Over a 3 hour conversation, I pour out what I have to say and vice versa. And it feels nice to have someone that you can identify yourself with. For all my piousness, I am essentially a sinner and rather backslidden Christian. The lures of the world have proved difficult to resist. But last night, I was somewhat rejuvenated. The spark ignited. And for that split moment, I was truly edified. I felt closer to God than ever before. And while I have always prayed, maybe out of routine and hypocrisy, when someone says they don’t know where they’d end up tomorrow if they died, it’s a very scary thing. Especially if that person means a lot to you, it’s as she said “too close for comfort”. Physical health is one thing, but it is still temporary. Spiritual health is for eternity. And that night as I knelt down and prayed, I felt daddy God tell me Jean would be alright. God loves her infinitely and cares for her no matter whether she can repent or not. It’s not up to her to do anything, because even at the apex of our human holiness, we are still flaw-filled. His love is more than sufficient and all encompassing. Granted, we all love sin and there are a lot of times where we tell God “just stay out”. We all want selective obedience instead of a life of total submission, don’t we? And while we slip and stumble around in the dark, do realize we never fall simply because God keeps us up. And once this is in place, no one can take it away. I was extremely reassured of that last night that God has the both of us tightly in His grip and He’s not about to let go. No no. That explains my speedy recovery. That explains my elation.

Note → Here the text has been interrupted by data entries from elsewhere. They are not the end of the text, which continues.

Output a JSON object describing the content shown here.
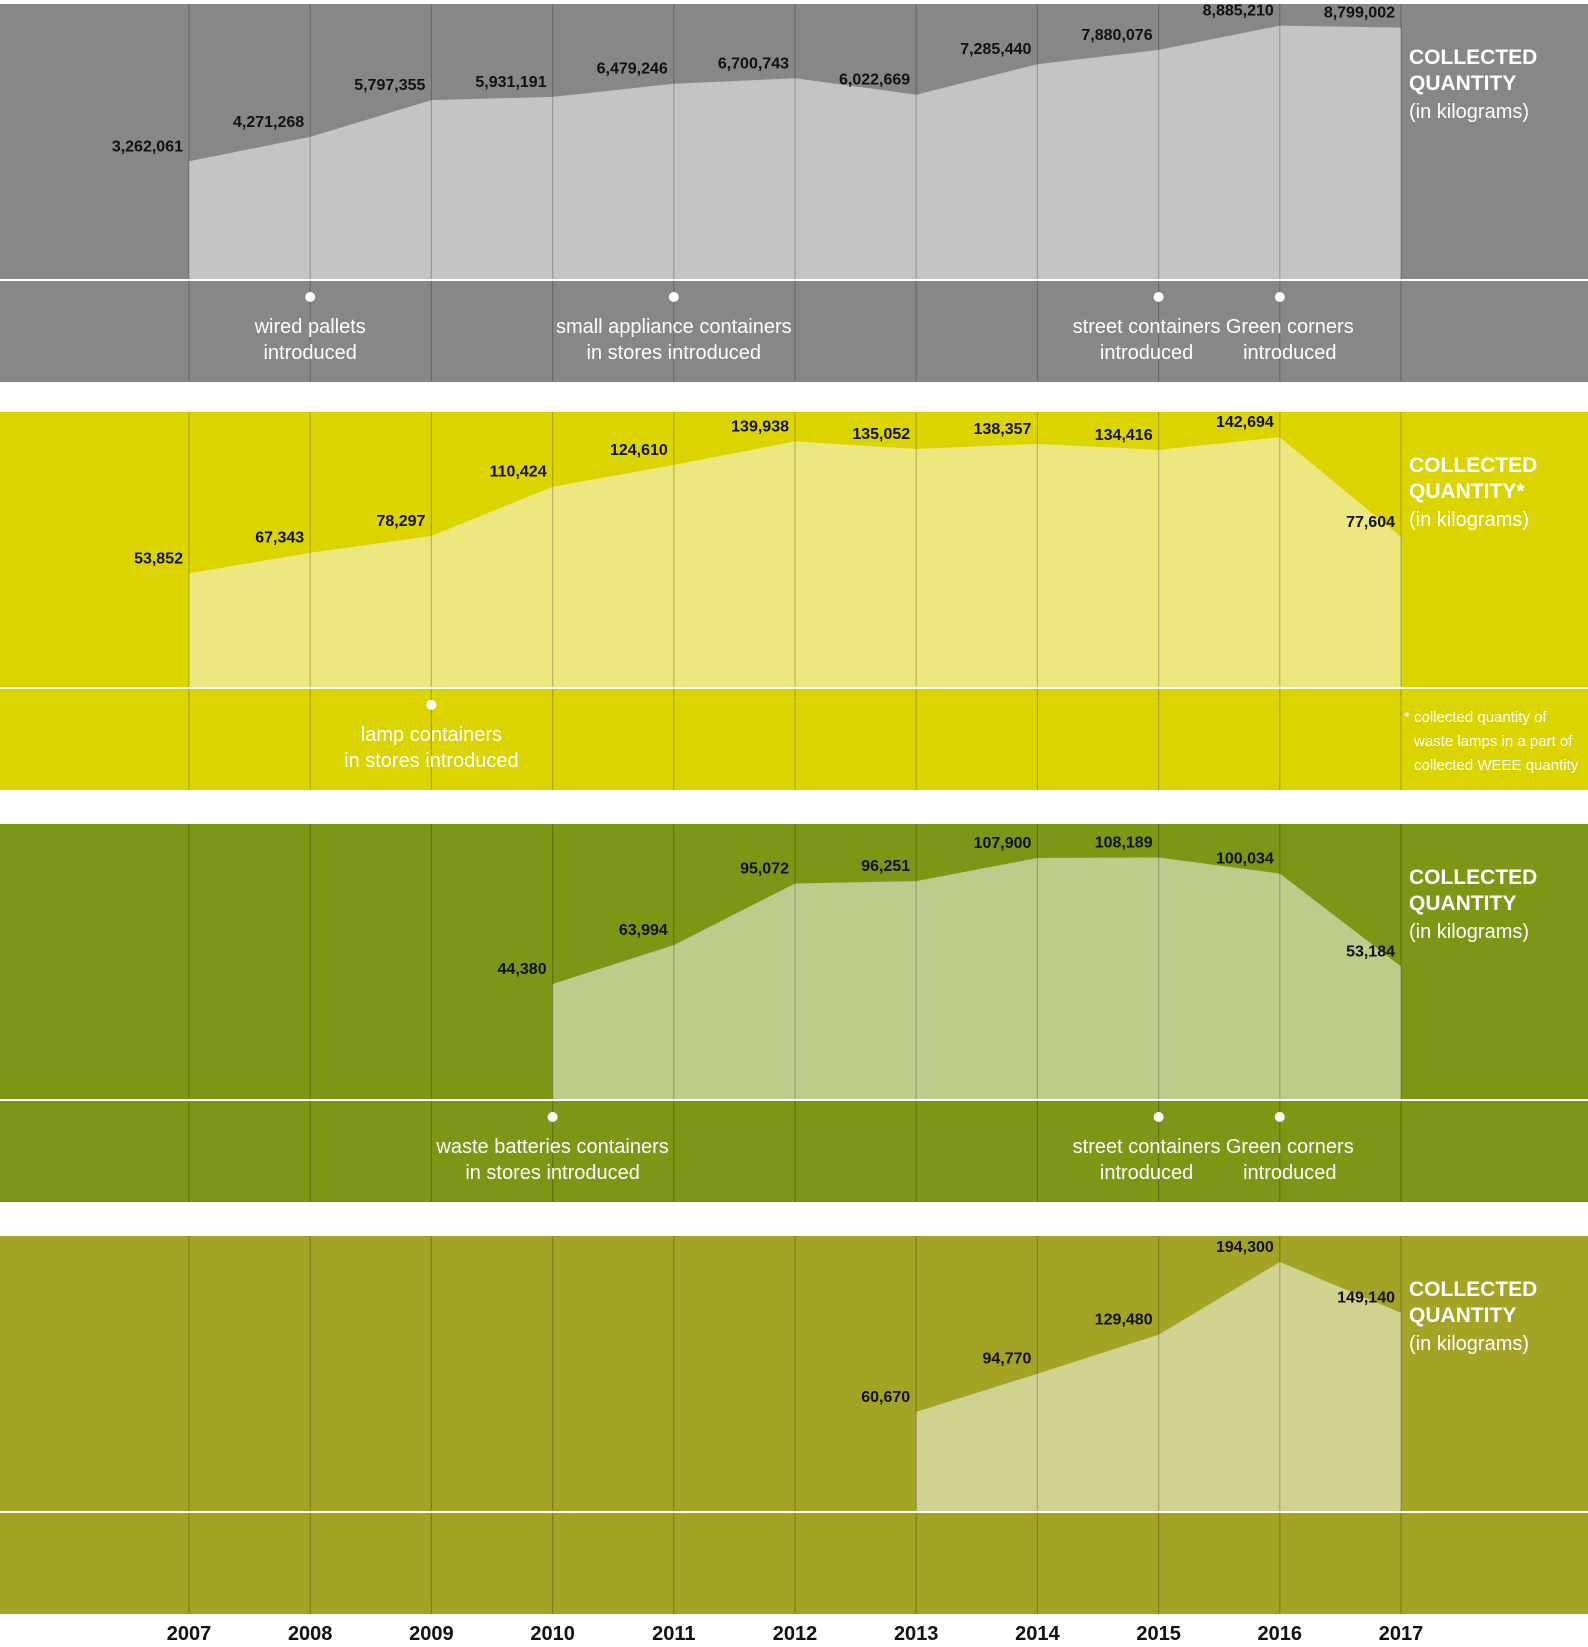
{
  "colors": {
    "panel_bg": [
      "#878787",
      "#dcd400",
      "#7c9716",
      "#a3a325"
    ],
    "area_fill": [
      "#c4c4c4",
      "#ece77f",
      "#bdcc8a",
      "#d2d290"
    ],
    "value_text": "#111111",
    "label_text": "#ffffff"
  },
  "chart_data": [
    {
      "type": "area",
      "title": "COLLECTED QUANTITY",
      "unit": "(in kilograms)",
      "x": [
        2007,
        2008,
        2009,
        2010,
        2011,
        2012,
        2013,
        2014,
        2015,
        2016,
        2017
      ],
      "values": [
        3262061,
        4271268,
        5797355,
        5931191,
        6479246,
        6700743,
        6022669,
        7285440,
        7880076,
        8885210,
        8799002
      ],
      "value_labels": [
        "3,262,061",
        "4,271,268",
        "5,797,355",
        "5,931,191",
        "6,479,246",
        "6,700,743",
        "6,022,669",
        "7,285,440",
        "7,880,076",
        "8,885,210",
        "8,799,002"
      ],
      "milestones": [
        {
          "year": 2008,
          "lines": [
            "wired pallets",
            "introduced"
          ]
        },
        {
          "year": 2011,
          "lines": [
            "small appliance containers",
            "in stores introduced"
          ]
        },
        {
          "year": 2015,
          "lines": [
            "street containers",
            "introduced"
          ]
        },
        {
          "year": 2016,
          "lines": [
            "Green corners",
            "introduced"
          ]
        }
      ]
    },
    {
      "type": "area",
      "title": "COLLECTED QUANTITY*",
      "unit": "(in kilograms)",
      "x": [
        2007,
        2008,
        2009,
        2010,
        2011,
        2012,
        2013,
        2014,
        2015,
        2016,
        2017
      ],
      "values": [
        53852,
        67343,
        78297,
        110424,
        124610,
        139938,
        135052,
        138357,
        134416,
        142694,
        77604
      ],
      "value_labels": [
        "53,852",
        "67,343",
        "78,297",
        "110,424",
        "124,610",
        "139,938",
        "135,052",
        "138,357",
        "134,416",
        "142,694",
        "77,604"
      ],
      "milestones": [
        {
          "year": 2009,
          "lines": [
            "lamp containers",
            "in stores introduced"
          ]
        }
      ],
      "footnote": [
        "* collected quantity of",
        "waste lamps in a part of",
        "collected WEEE quantity"
      ]
    },
    {
      "type": "area",
      "title": "COLLECTED QUANTITY",
      "unit": "(in kilograms)",
      "x": [
        2010,
        2011,
        2012,
        2013,
        2014,
        2015,
        2016,
        2017
      ],
      "values": [
        44380,
        63994,
        95072,
        96251,
        107900,
        108189,
        100034,
        53184
      ],
      "value_labels": [
        "44,380",
        "63,994",
        "95,072",
        "96,251",
        "107,900",
        "108,189",
        "100,034",
        "53,184"
      ],
      "milestones": [
        {
          "year": 2010,
          "lines": [
            "waste batteries containers",
            "in stores introduced"
          ]
        },
        {
          "year": 2015,
          "lines": [
            "street containers",
            "introduced"
          ]
        },
        {
          "year": 2016,
          "lines": [
            "Green corners",
            "introduced"
          ]
        }
      ]
    },
    {
      "type": "area",
      "title": "COLLECTED QUANTITY",
      "unit": "(in kilograms)",
      "x": [
        2013,
        2014,
        2015,
        2016,
        2017
      ],
      "values": [
        60670,
        94770,
        129480,
        194300,
        149140
      ],
      "value_labels": [
        "60,670",
        "94,770",
        "129,480",
        "194,300",
        "149,140"
      ],
      "milestones": []
    }
  ],
  "x_axis": {
    "years": [
      "2007",
      "2008",
      "2009",
      "2010",
      "2011",
      "2012",
      "2013",
      "2014",
      "2015",
      "2016",
      "2017"
    ]
  }
}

I walk around today with a little spring in my step (err... not literally). I smile to myself. I grin at the birds. I praise and thank God for Jean, for her mere presence in my life, for lifting me up where the line between death and life were blurred, for listening to me and for her words of encouragement.
I hope none of you readers would come to realize the value of life only in a dire time of need. You don’t want to be in my position trust me. But sometimes, when life is rosy, we tend to forget our roots. We tend to shut people out and especially so God. And alone, you can’t always get yourself back on track. But with a dear friend, when you pour your hearts out, God sees 2 lost idiots and does a good work. Now, who says 2 wrongs don’t make a right?

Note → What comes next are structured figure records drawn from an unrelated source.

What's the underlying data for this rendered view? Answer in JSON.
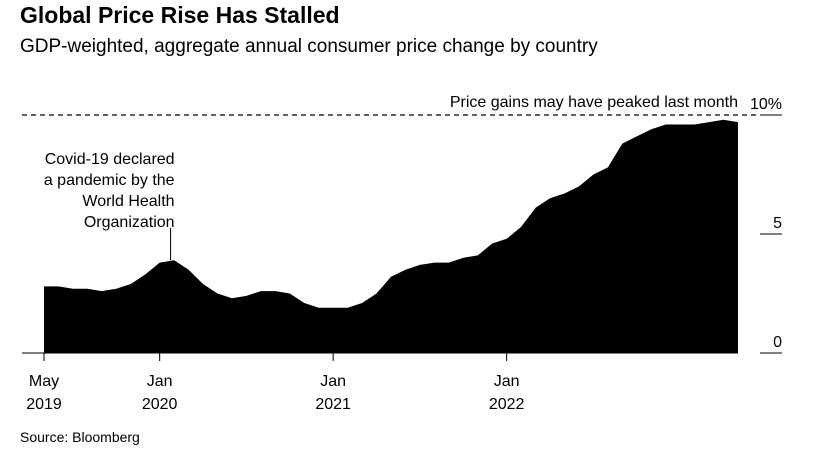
{
  "title": "Global Price Rise Has Stalled",
  "subtitle": "GDP-weighted, aggregate annual consumer price change by country",
  "source": "Source: Bloomberg",
  "chart_data": {
    "type": "area",
    "title": "Global Price Rise Has Stalled",
    "subtitle": "GDP-weighted, aggregate annual consumer price change by country",
    "xlabel": "",
    "ylabel": "",
    "ylim": [
      0,
      10
    ],
    "x_ticks": [
      {
        "month": "2019-05",
        "line1": "May",
        "line2": "2019"
      },
      {
        "month": "2020-01",
        "line1": "Jan",
        "line2": "2020"
      },
      {
        "month": "2021-01",
        "line1": "Jan",
        "line2": "2021"
      },
      {
        "month": "2022-01",
        "line1": "Jan",
        "line2": "2022"
      }
    ],
    "y_ticks": [
      {
        "value": 0,
        "label": "0"
      },
      {
        "value": 5,
        "label": "5"
      },
      {
        "value": 10,
        "label": "10%"
      }
    ],
    "grid": false,
    "color": "#000000",
    "series": [
      {
        "x": [
          "2019-05",
          "2019-06",
          "2019-07",
          "2019-08",
          "2019-09",
          "2019-10",
          "2019-11",
          "2019-12",
          "2020-01",
          "2020-02",
          "2020-03",
          "2020-04",
          "2020-05",
          "2020-06",
          "2020-07",
          "2020-08",
          "2020-09",
          "2020-10",
          "2020-11",
          "2020-12",
          "2021-01",
          "2021-02",
          "2021-03",
          "2021-04",
          "2021-05",
          "2021-06",
          "2021-07",
          "2021-08",
          "2021-09",
          "2021-10",
          "2021-11",
          "2021-12",
          "2022-01",
          "2022-02",
          "2022-03",
          "2022-04",
          "2022-05",
          "2022-06",
          "2022-07",
          "2022-08",
          "2022-09",
          "2022-10",
          "2022-11",
          "2022-12",
          "2023-01",
          "2023-02",
          "2023-03",
          "2023-04",
          "2023-05"
        ],
        "values": [
          2.8,
          2.8,
          2.7,
          2.7,
          2.6,
          2.7,
          2.9,
          3.3,
          3.8,
          3.9,
          3.5,
          2.9,
          2.5,
          2.3,
          2.4,
          2.6,
          2.6,
          2.5,
          2.1,
          1.9,
          1.9,
          1.9,
          2.1,
          2.5,
          3.2,
          3.5,
          3.7,
          3.8,
          3.8,
          4.0,
          4.1,
          4.6,
          4.8,
          5.3,
          6.1,
          6.5,
          6.7,
          7.0,
          7.5,
          7.8,
          8.8,
          9.1,
          9.4,
          9.6,
          9.6,
          9.6,
          9.7,
          9.8,
          9.7
        ]
      }
    ],
    "annotations": [
      {
        "id": "covid",
        "month": "2020-03",
        "lines": [
          "Covid-19 declared",
          "a pandemic by the",
          "World Health",
          "Organization"
        ]
      },
      {
        "id": "peak",
        "text": "Price gains may have peaked last month",
        "value": 10
      }
    ]
  }
}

I will never forget last night, or the way Jean told me to lift my chin up higher. Higher. Higher. I am deeply moved and immensely gratified. I owe her one. A big, big one. :)
This is for you:
“And I shall give them eternal life, and they shall never perish; neither shall anyone snatch them out of My hand.” - John 10v28

9 comments:
awww she certainly sounds like a nice person and looks sweet..... :D
jean... sweet? SWEET?!?!?!?
*dies* no way.
John 10:28. Amen! Glad to know that you're recovering well. I am glad that you're also getting better! I hope that i would have an opportunity to see you soon... and yes, J is a nice person, i couldn't agree more!
ANyway, cool 100th post! =)
"He who dwells in the shelter of the Most High will rest in the shadows of the Almighty. I will say of the Lord, "He is my refuge and my fortress, my God, in who I trust."- Psalms 91:1-2
Well, I don't understand a lot of the pain that you're going thru and I hope i will never have to but I'm glad you're better.

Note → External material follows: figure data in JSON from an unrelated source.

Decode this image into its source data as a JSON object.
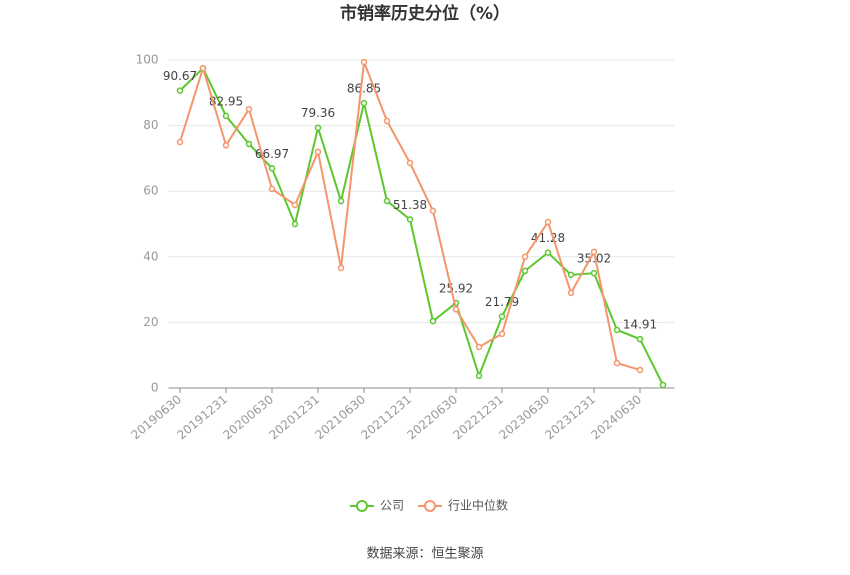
{
  "chart_data": {
    "type": "line",
    "title": "市销率历史分位（%）",
    "source": "数据来源：恒生聚源",
    "categories": [
      "20190630",
      null,
      "20191231",
      null,
      "20200630",
      null,
      "20201231",
      null,
      "20210630",
      null,
      "20211231",
      null,
      "20220630",
      null,
      "20221231",
      null,
      "20230630",
      null,
      "20231231",
      null,
      "20240630",
      null
    ],
    "series": [
      {
        "name": "公司",
        "color": "#5cc72e",
        "values": [
          90.67,
          97.5,
          82.95,
          74.4,
          66.97,
          50,
          79.36,
          57,
          86.85,
          57,
          51.38,
          20.4,
          25.92,
          3.7,
          21.79,
          35.7,
          41.28,
          34.5,
          35.02,
          17.7,
          14.91,
          0.9
        ]
      },
      {
        "name": "行业中位数",
        "color": "#f5956b",
        "values": [
          75,
          97.5,
          74,
          85,
          60.7,
          55.8,
          72,
          36.6,
          99.4,
          81.4,
          68.6,
          54,
          24,
          12.5,
          16.5,
          40,
          50.6,
          29,
          41.5,
          7.6,
          5.5,
          null
        ]
      }
    ],
    "ylim": [
      0,
      100
    ],
    "yticks": [
      0,
      20,
      40,
      60,
      80,
      100
    ],
    "grid": true
  }
}
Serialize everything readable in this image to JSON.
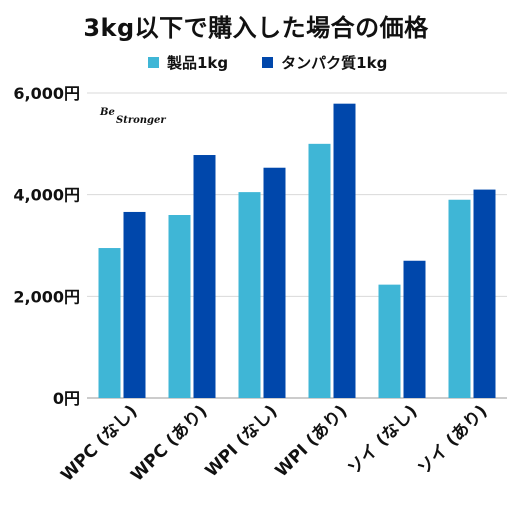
{
  "title": "3kg以下で購入した場合の価格",
  "watermark": {
    "line1": "Be",
    "line2": "Stronger"
  },
  "chart_data": {
    "type": "bar",
    "categories": [
      "WPC (なし)",
      "WPC (あり)",
      "WPI (なし)",
      "WPI (あり)",
      "ソイ (なし)",
      "ソイ (あり)"
    ],
    "series": [
      {
        "name": "製品1kg",
        "color": "#3fb6d6",
        "values": [
          2950,
          3600,
          4050,
          5000,
          2230,
          3900
        ]
      },
      {
        "name": "タンパク質1kg",
        "color": "#0047ab",
        "values": [
          3660,
          4780,
          4530,
          5790,
          2700,
          4100
        ]
      }
    ],
    "yticks": [
      "0円",
      "2,000円",
      "4,000円",
      "6,000円"
    ],
    "ytick_values": [
      0,
      2000,
      4000,
      6000
    ],
    "ylim": [
      0,
      6000
    ],
    "grid": true,
    "legend": "top"
  }
}
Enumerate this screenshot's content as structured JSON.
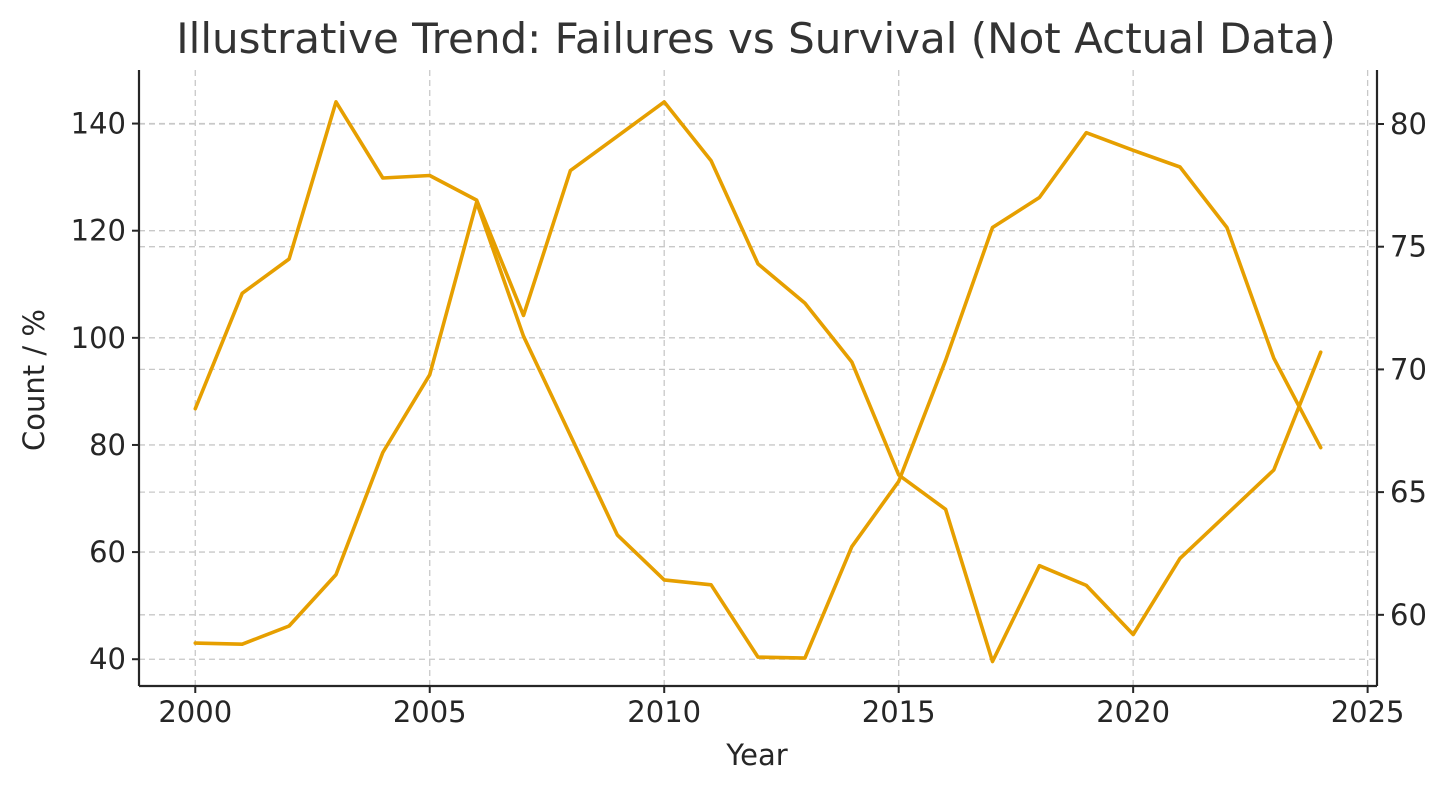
{
  "chart_data": {
    "type": "line",
    "title": "Illustrative Trend: Failures vs Survival (Not Actual Data)",
    "xlabel": "Year",
    "ylabel": "Count / %",
    "y2label": "",
    "x": [
      2000,
      2001,
      2002,
      2003,
      2004,
      2005,
      2006,
      2007,
      2008,
      2009,
      2010,
      2011,
      2012,
      2013,
      2014,
      2015,
      2016,
      2017,
      2018,
      2019,
      2020,
      2021,
      2022,
      2023,
      2024
    ],
    "xlim": [
      1998.8,
      2025.2
    ],
    "xticks": [
      2000,
      2005,
      2010,
      2015,
      2020,
      2025
    ],
    "ylim": [
      35,
      150
    ],
    "yticks": [
      40,
      60,
      80,
      100,
      120,
      140
    ],
    "y2lim": [
      57.1,
      82.2
    ],
    "y2ticks": [
      60,
      65,
      70,
      75,
      80
    ],
    "grid": true,
    "series": [
      {
        "axis": "left",
        "color": "#e69f00",
        "values": [
          43.0,
          42.8,
          46.2,
          55.8,
          78.6,
          93.1,
          125.3,
          100.3,
          81.8,
          63.2,
          54.8,
          53.9,
          40.4,
          40.2,
          61.0,
          73.2,
          95.8,
          120.6,
          126.2,
          138.3,
          135.0,
          131.9,
          120.6,
          96.2,
          79.5
        ]
      },
      {
        "axis": "right",
        "color": "#e69f00",
        "values": [
          68.4,
          73.1,
          74.5,
          80.9,
          77.8,
          77.9,
          76.9,
          72.2,
          78.1,
          79.5,
          80.9,
          78.5,
          74.3,
          72.7,
          70.3,
          65.7,
          64.3,
          58.1,
          62.0,
          61.2,
          59.2,
          62.3,
          64.1,
          65.9,
          70.7
        ]
      }
    ]
  }
}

Ms Jean seems like an awfully inspiring person, I should need someone like that too! You're lucky you gem of a friend. (Guys shouldn't whine to girls you know?)Be nice to her. hehe~
cherin, i DIDN'T whine!!!!
well, it wasn't me who coined the term... aahhhhh!!!!! *pulls hair*
OEI you whiner!!!!
You better not whine tomorrow or I'll WALK! =p
she's cute. kekeke~~
eh can gimme her number?? keke.
Want her number? Go get it YOURSELF. Man, you think what, match making website is it? Goodness, you sound like someone who gets his mum to find out girl's telephone numbers!
Another thing, you hurt her, I make sure you "wake up when September ends".